Rothmann Ralf

 

Ralf Rothmann 

* 10. Mai 1953 in Schleswig


 Auszeichnungen unter anderem:

2005: Heinrich-Böll-Preis

2006: Max Frisch-Preis

2013: Friedrich-Hölderlin-Preis der Stadt Bad Homburg

2017: Kleist-Preis

2018: Uwe-Johnson-Preis

 

 

Milch und Kohle

(2000)

"Die Lohntüte lag noch auf dem Tisch. Meine Mutter hatte die Arme um die Taille meines Vaters geschlungen, den Kopf an seine Schulter gelegt. Sonnenschein. " Sonnenschein? Nein, "Milch und Kohle" erzählt von einer anderen Welt Ende der sechziger Jahre. Der Vater, ein Hauer unter Tage: "Nur eine Stunde müßtet ihr mal da runter. Gestern bis zum Bauch im Wasser. Nie ein Stück Himmel." Doch pflichtbewußt fährt er zur Zeche ? und trauert dem Leben als Melker in Norddeutschland nach, das er seiner Frau zuliebe aufgegeben hat. "Und warum?" fragt der fünfzehnjährige Simon seine Mutter. "Was ist besser hier, im Ruhrpott?" Die Antwort: "Hier ist Stadt: Asphaltierte Straßen, ein Fernseher, jeden Samstag Tanz bei `Maus`." Eines Tages bringt der Vater ein paar Kumpel mit nach Hause, die dem Arbeitsalltag so etwas wie Glanz geben mit ausgelassenen Festen. Die Mutter verliebt sich in Gino, den Italiener. Vor dem drohenden Unheil flieht Simon, indem er mit seinem Freund Pavel die Gegend auf der Zündapp durchstreift, pubertäre Abenteuer sucht. Bei seinem jüngeren Bruder Thomas, genannt Traska, verursacht die Sache mit der Mutter dagegen eine schreckliche, ja haarsträubende Reaktion...

 

 

 

Mein Einwurf

Milch und Kohle, die Rohstoffe nach dem Krieg.

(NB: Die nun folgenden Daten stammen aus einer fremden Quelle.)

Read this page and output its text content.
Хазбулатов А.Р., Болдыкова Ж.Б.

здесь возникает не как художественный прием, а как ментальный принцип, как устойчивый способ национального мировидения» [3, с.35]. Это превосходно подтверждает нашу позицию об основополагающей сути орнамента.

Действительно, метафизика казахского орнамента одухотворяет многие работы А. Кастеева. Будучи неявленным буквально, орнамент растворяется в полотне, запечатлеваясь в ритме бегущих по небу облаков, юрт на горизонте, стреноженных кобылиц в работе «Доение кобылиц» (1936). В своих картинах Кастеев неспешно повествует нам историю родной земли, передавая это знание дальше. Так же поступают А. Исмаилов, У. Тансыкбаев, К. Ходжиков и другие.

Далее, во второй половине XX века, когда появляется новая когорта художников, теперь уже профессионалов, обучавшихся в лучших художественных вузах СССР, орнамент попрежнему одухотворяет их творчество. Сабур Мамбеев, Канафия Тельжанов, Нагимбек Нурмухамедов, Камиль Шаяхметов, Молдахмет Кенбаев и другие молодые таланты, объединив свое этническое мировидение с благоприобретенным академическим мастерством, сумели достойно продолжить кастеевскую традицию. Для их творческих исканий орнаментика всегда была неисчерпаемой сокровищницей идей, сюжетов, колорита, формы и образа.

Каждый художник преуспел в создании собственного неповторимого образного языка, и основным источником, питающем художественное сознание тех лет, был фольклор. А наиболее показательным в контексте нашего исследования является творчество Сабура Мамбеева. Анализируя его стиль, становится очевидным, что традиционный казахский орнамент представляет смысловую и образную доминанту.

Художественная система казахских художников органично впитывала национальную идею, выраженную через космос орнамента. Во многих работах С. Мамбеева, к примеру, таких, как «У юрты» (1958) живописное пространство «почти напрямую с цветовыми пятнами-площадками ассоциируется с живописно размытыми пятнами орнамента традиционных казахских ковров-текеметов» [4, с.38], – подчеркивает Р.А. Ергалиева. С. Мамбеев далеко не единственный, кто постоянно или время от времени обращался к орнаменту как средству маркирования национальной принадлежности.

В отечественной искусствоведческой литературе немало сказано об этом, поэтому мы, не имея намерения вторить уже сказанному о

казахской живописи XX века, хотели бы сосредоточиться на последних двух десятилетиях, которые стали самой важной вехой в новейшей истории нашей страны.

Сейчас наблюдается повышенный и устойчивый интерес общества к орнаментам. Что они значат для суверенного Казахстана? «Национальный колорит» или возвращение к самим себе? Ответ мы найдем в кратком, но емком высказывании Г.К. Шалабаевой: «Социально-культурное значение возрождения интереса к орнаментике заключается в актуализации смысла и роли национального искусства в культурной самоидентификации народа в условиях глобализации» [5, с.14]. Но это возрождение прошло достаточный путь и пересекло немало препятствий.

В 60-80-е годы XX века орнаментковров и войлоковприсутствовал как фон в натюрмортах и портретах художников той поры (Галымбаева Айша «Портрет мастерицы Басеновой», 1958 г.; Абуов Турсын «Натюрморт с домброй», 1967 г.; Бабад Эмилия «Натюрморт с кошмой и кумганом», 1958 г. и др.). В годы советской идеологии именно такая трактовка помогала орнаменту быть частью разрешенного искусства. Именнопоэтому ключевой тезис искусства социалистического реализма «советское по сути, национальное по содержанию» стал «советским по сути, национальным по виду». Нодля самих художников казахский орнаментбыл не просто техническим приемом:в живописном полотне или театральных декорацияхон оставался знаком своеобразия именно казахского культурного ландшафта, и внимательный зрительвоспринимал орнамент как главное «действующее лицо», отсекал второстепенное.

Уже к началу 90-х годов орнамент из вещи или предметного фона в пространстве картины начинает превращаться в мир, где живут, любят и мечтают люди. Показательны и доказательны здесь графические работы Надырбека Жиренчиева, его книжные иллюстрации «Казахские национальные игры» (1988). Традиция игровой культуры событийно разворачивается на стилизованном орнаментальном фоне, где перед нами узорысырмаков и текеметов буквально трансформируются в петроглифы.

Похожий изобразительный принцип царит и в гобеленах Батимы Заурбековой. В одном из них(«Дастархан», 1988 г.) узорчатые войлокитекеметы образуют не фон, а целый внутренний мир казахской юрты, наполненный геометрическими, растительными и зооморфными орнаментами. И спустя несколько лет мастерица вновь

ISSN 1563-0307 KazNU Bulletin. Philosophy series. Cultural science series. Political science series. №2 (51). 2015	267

Erinnerungen auf den ersten Seiten an meine Kindheit. Nicht auf Kohlehalden, aber auf Schrottplätzen und vor allem auf dem Gelände einer Baufirma vor unserem Fenster mit Sandhaufen, Steinen und großen Rohren haben wir gespielt. Einen anderen Platz gab es dafür noch nicht.

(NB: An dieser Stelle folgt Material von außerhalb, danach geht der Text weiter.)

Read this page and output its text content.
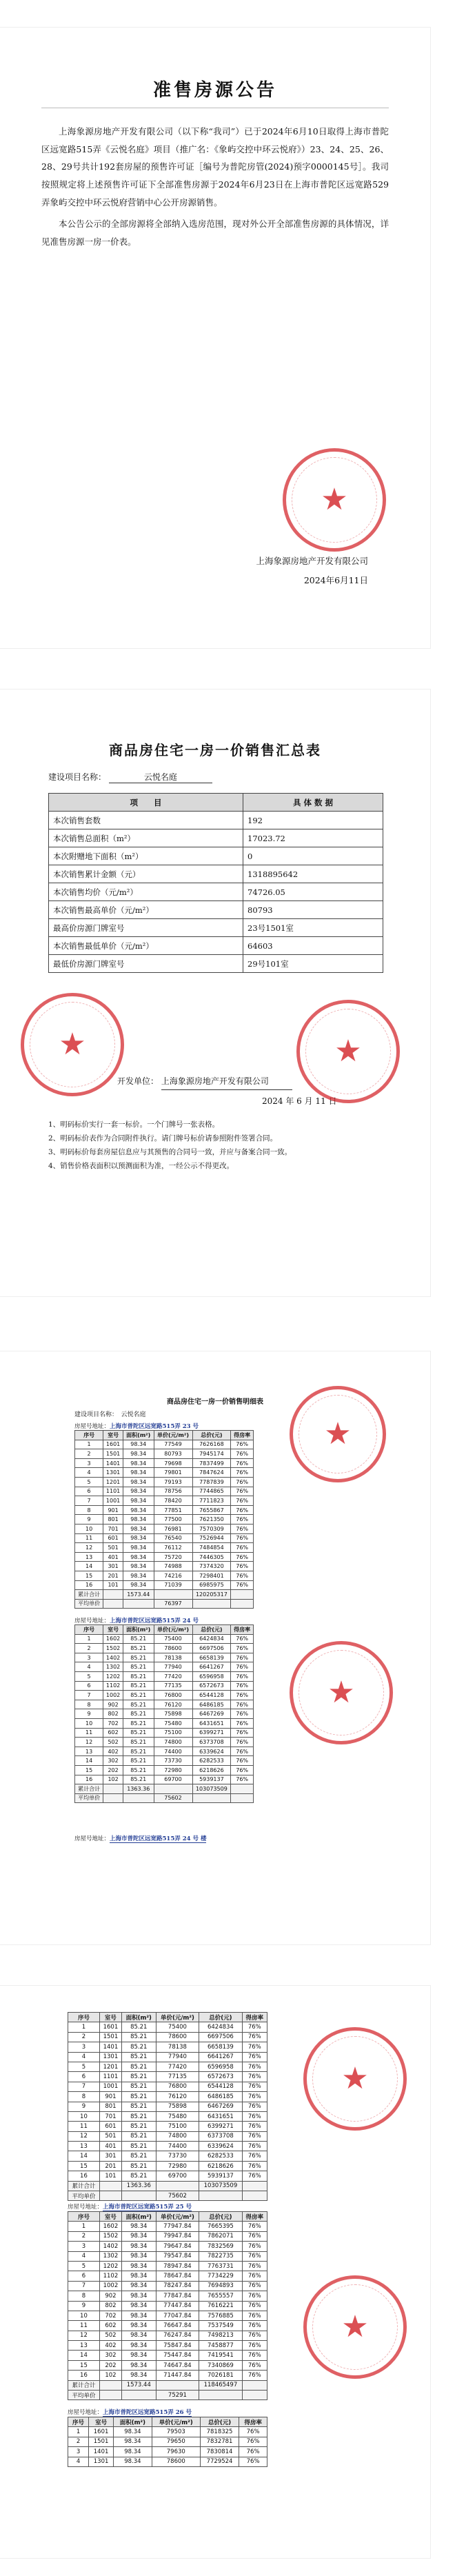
准售房源公告

上海象源房地产开发有限公司（以下称“我司”）已于2024年6月10日取得上海市普陀区远宽路515弄《云悦名庭》项目（推广名：《象屿交控中环云悦府》）23、24、25、26、28、29号共计192套房屋的预售许可证［编号为普陀房管(2024)预字0000145号］。我司按照规定将上述预售许可证下全部准售房源于2024年6月23日在上海市普陀区远宽路529弄象屿交控中环云悦府营销中心公开房源销售。

本公告公示的全部房源将全部纳入选房范围，现对外公开全部准售房源的具体情况，详见准售房源一房一价表。

上海象源房地产开发有限公司
2024年6月11日
★
商品房住宅一房一价销售汇总表
建设项目名称：	云悦名庭
项　　目	具 体 数 据
本次销售套数	192
本次销售总面积（m²）	17023.72
本次附赠地下面积（m²）	0
本次销售累计金额（元）	1318895642
本次销售均价（元/m²）	74726.05
本次销售最高单价（元/m²）	80793
最高价房源门牌室号	23号1501室
本次销售最低单价（元/m²）	64603
最低价房源门牌室号	29号101室
开发单位： 上海象源房地产开发有限公司
2024 年 6 月 11 日
1、明码标价实行一套一标价。一个门牌号一张表格。
2、明码标价表作为合同附件执行。请门牌号标价请参照附件签署合同。
3、明码标价每套房屋信息应与其预售的合同号一致，并应与备案合同一致。
4、销售价格表面积以预测面积为准，一经公示不得更改。
★	★
商品房住宅一房一价销售明细表
建设项目名称：　云悦名庭
房屋号地址：上海市普陀区远宽路515弄 23 号
序号	室号	面积(m²)	单价(元/m²)	总价(元)	得房率
1	1601	98.34	77549	7626168	76%
2	1501	98.34	80793	7945174	76%
3	1401	98.34	79698	7837499	76%
4	1301	98.34	79801	7847624	76%
5	1201	98.34	79193	7787839	76%
6	1101	98.34	78756	7744865	76%
7	1001	98.34	78420	7711823	76%
8	901	98.34	77851	7655867	76%
9	801	98.34	77500	7621350	76%
10	701	98.34	76981	7570309	76%
11	601	98.34	76540	7526944	76%
12	501	98.34	76112	7484854	76%
13	401	98.34	75720	7446305	76%
14	301	98.34	74988	7374320	76%
15	201	98.34	74216	7298401	76%
16	101	98.34	71039	6985975	76%
累计合计		1573.44		120205317	
平均单价			76397		
房屋号地址：上海市普陀区远宽路515弄 24 号
序号	室号	面积(m²)	单价(元/m²)	总价(元)	得房率
1	1602	85.21	75400	6424834	76%
2	1502	85.21	78600	6697506	76%
3	1402	85.21	78138	6658139	76%
4	1302	85.21	77940	6641267	76%
5	1202	85.21	77420	6596958	76%
6	1102	85.21	77135	6572673	76%
7	1002	85.21	76800	6544128	76%
8	902	85.21	76120	6486185	76%
9	802	85.21	75898	6467269	76%
10	702	85.21	75480	6431651	76%
11	602	85.21	75100	6399271	76%
12	502	85.21	74800	6373708	76%
13	402	85.21	74400	6339624	76%
14	302	85.21	73730	6282533	76%
15	202	85.21	72980	6218626	76%
16	102	85.21	69700	5939137	76%
累计合计		1363.36		103073509	
平均单价			75602		
房屋号地址：上海市普陀区远宽路515弄 24 号 楼
★
★
序号	室号	面积(m²)	单价(元/m²)	总价(元)	得房率
1	1601	85.21	75400	6424834	76%
2	1501	85.21	78600	6697506	76%
3	1401	85.21	78138	6658139	76%
4	1301	85.21	77940	6641267	76%
5	1201	85.21	77420	6596958	76%
6	1101	85.21	77135	6572673	76%
7	1001	85.21	76800	6544128	76%
8	901	85.21	76120	6486185	76%
9	801	85.21	75898	6467269	76%
10	701	85.21	75480	6431651	76%
11	601	85.21	75100	6399271	76%
12	501	85.21	74800	6373708	76%
13	401	85.21	74400	6339624	76%
14	301	85.21	73730	6282533	76%
15	201	85.21	72980	6218626	76%
16	101	85.21	69700	5939137	76%
累计合计		1363.36		103073509	
平均单价			75602		
房屋号地址：上海市普陀区远宽路515弄 25 号
序号	室号	面积(m²)	单价(元/m²)	总价(元)	得房率
1	1602	98.34	77947.84	7665395	76%
2	1502	98.34	79947.84	7862071	76%
3	1402	98.34	79647.84	7832569	76%
4	1302	98.34	79547.84	7822735	76%
5	1202	98.34	78947.84	7763731	76%
6	1102	98.34	78647.84	7734229	76%
7	1002	98.34	78247.84	7694893	76%
8	902	98.34	77847.84	7655557	76%
9	802	98.34	77447.84	7616221	76%
10	702	98.34	77047.84	7576885	76%
11	602	98.34	76647.84	7537549	76%
12	502	98.34	76247.84	7498213	76%
13	402	98.34	75847.84	7458877	76%
14	302	98.34	75447.84	7419541	76%
15	202	98.34	74647.84	7340869	76%
16	102	98.34	71447.84	7026181	76%
累计合计		1573.44		118465497	
平均单价			75291		
房屋号地址：上海市普陀区远宽路515弄 26 号
序号	室号	面积(m²)	单价(元/m²)	总价(元)	得房率
1	1601	98.34	79503	7818325	76%
2	1501	98.34	79650	7832781	76%
3	1401	98.34	79630	7830814	76%
4	1301	98.34	78600	7729524	76%
★
★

Dies und vieles mehr tauchte bei der Wohnungsauflösung meiner Eltern plötzlich wieder vor meinem geistigen Auge auf.

Rothmanns Erzählung scheint mir allerdings in einigen Dingen überzogen, kommt manchmal einfach klischeehaft daher, vielleicht sogar mit Absicht. In meiner erlebten Welt wuchsen jedenfalls Kinder so nicht auf. Zumindest nicht mehrheitlich. Wahrscheinlich wollte der Autor auch in erster Linie nicht die Zeit schildern, sondern nur etwas Autobiographisches loswerden.

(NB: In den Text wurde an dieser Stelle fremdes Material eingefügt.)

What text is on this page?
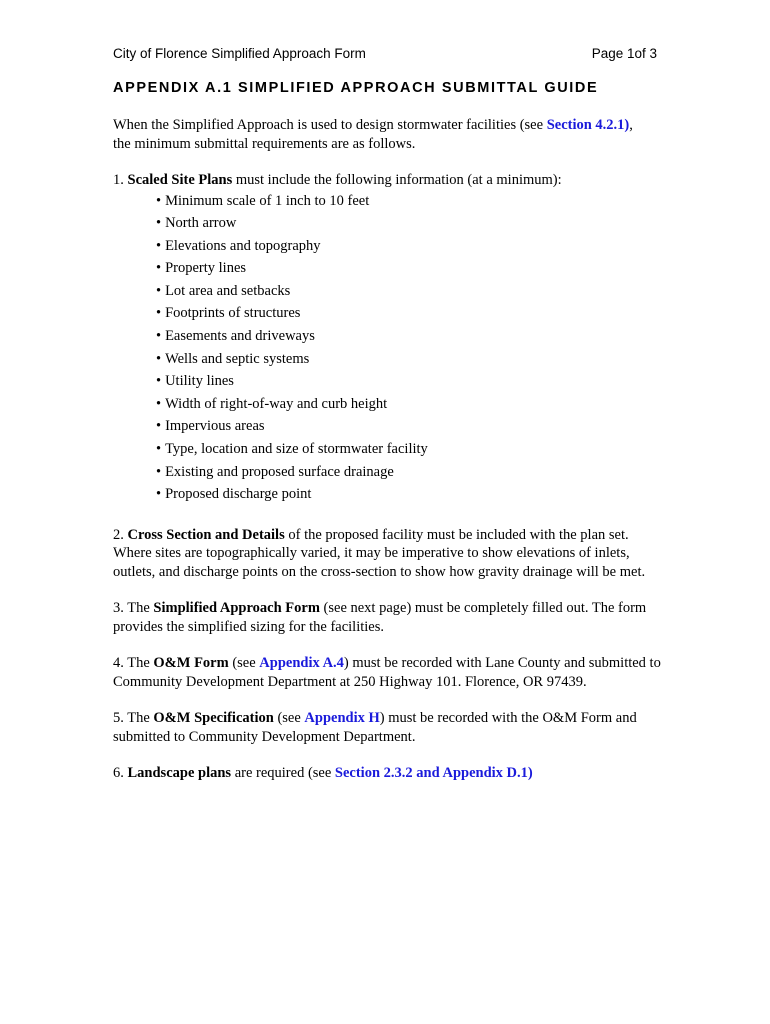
City of Florence Simplified Approach Form	Page 1of 3
APPENDIX A.1 SIMPLIFIED APPROACH SUBMITTAL GUIDE

When the Simplified Approach is used to design stormwater facilities (see Section 4.2.1),
the minimum submittal requirements are as follows.

1. Scaled Site Plans must include the following information (at a minimum):

• Minimum scale of 1 inch to 10 feet
• North arrow
• Elevations and topography
• Property lines
• Lot area and setbacks
• Footprints of structures
• Easements and driveways
• Wells and septic systems
• Utility lines
• Width of right-of-way and curb height
• Impervious areas
• Type, location and size of stormwater facility
• Existing and proposed surface drainage
• Proposed discharge point

2. Cross Section and Details of the proposed facility must be included with the plan set. Where sites are topographically varied, it may be imperative to show elevations of inlets, outlets, and discharge points on the cross-section to show how gravity drainage will be met.

3. The Simplified Approach Form (see next page) must be completely filled out. The form provides the simplified sizing for the facilities.

4. The O&M Form (see Appendix A.4) must be recorded with Lane County and submitted to Community Development Department at 250 Highway 101. Florence, OR 97439.

5. The O&M Specification (see Appendix H) must be recorded with the O&M Form and submitted to Community Development Department.

6. Landscape plans are required (see Section 2.3.2 and Appendix D.1)
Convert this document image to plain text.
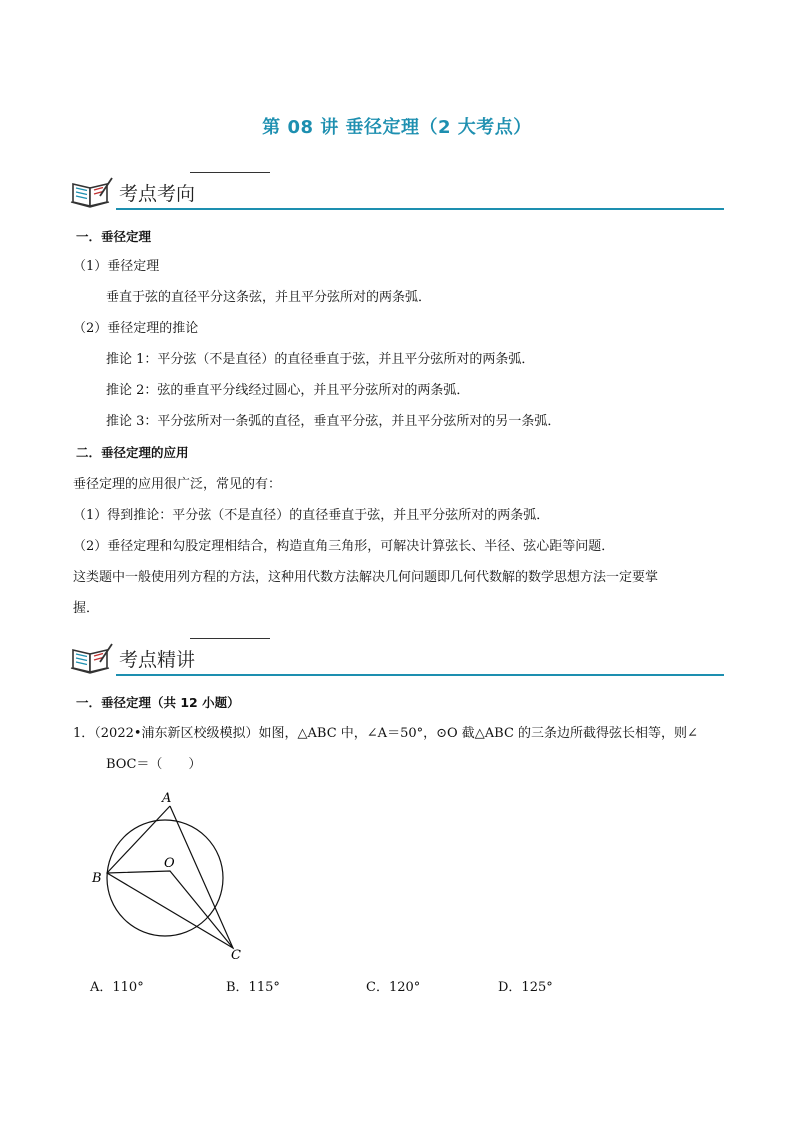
第 08 讲 垂径定理（2 大考点）
考点考向
一．垂径定理
（1）垂径定理
垂直于弦的直径平分这条弦，并且平分弦所对的两条弧．
（2）垂径定理的推论
推论 1：平分弦（不是直径）的直径垂直于弦，并且平分弦所对的两条弧．
推论 2：弦的垂直平分线经过圆心，并且平分弦所对的两条弧．
推论 3：平分弦所对一条弧的直径，垂直平分弦，并且平分弦所对的另一条弧．
二．垂径定理的应用
垂径定理的应用很广泛，常见的有：
（1）得到推论：平分弦（不是直径）的直径垂直于弦，并且平分弦所对的两条弧．
（2）垂径定理和勾股定理相结合，构造直角三角形，可解决计算弦长、半径、弦心距等问题．
这类题中一般使用列方程的方法，这种用代数方法解决几何问题即几何代数解的数学思想方法一定要掌
握．
考点精讲
一．垂径定理（共 12 小题）
1．（2022•浦东新区校级模拟）如图，△ABC 中，∠A＝50°，⊙O 截△ABC 的三条边所截得弦长相等，则∠
BOC＝（　　）
A
O
B
C
A．110°	B．115°	C．120°	D．125°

Was mich beim Lesen jedoch viel mehr interessierte, ist die Entwicklung des Damals und was aus der Zeit übriggeblieben ist. Produkte, aber auch die Sprache.

Die Zigarettenmarken „Juno“  und „Overstolz“ sind mir im Gedächtnis, obwohl damals niemand in unserer Familie geraucht hat. Die Erwachsenen sprachen immer von Lungenschmacht.

Die Kohle brachte der Kohlenhändler und schüttete sie aus den Säcken vor die Tür. Von dort durften wir sie dann mit Eimern in den Keller tragen. Eierkohle oder in guten Zeiten Anthrazit. Nein, das war nicht die Farbe, sondern eine besonders teure Kohle.

Kennst Du noch einen Schürhaken ? Den brauchte man um im Kohleofen die Kohlen zu verteilen und die Asche in den dafür vorgesehenen Kasten zu befördern.

Warum ich mit Verwandschaftsverhältnissen bis heute nichts anzufangen weiß wird dadurch deutlich, daß alle Bekannten, Verwandten und sogar die Nachbarn einfach Onkel und Tante waren. Und letztere stoppten ihre Laufmaschen immer mit Nagellack und stolzierten mit Pfennigabsätzen durch die Gegend. Wären heute Centabsätze.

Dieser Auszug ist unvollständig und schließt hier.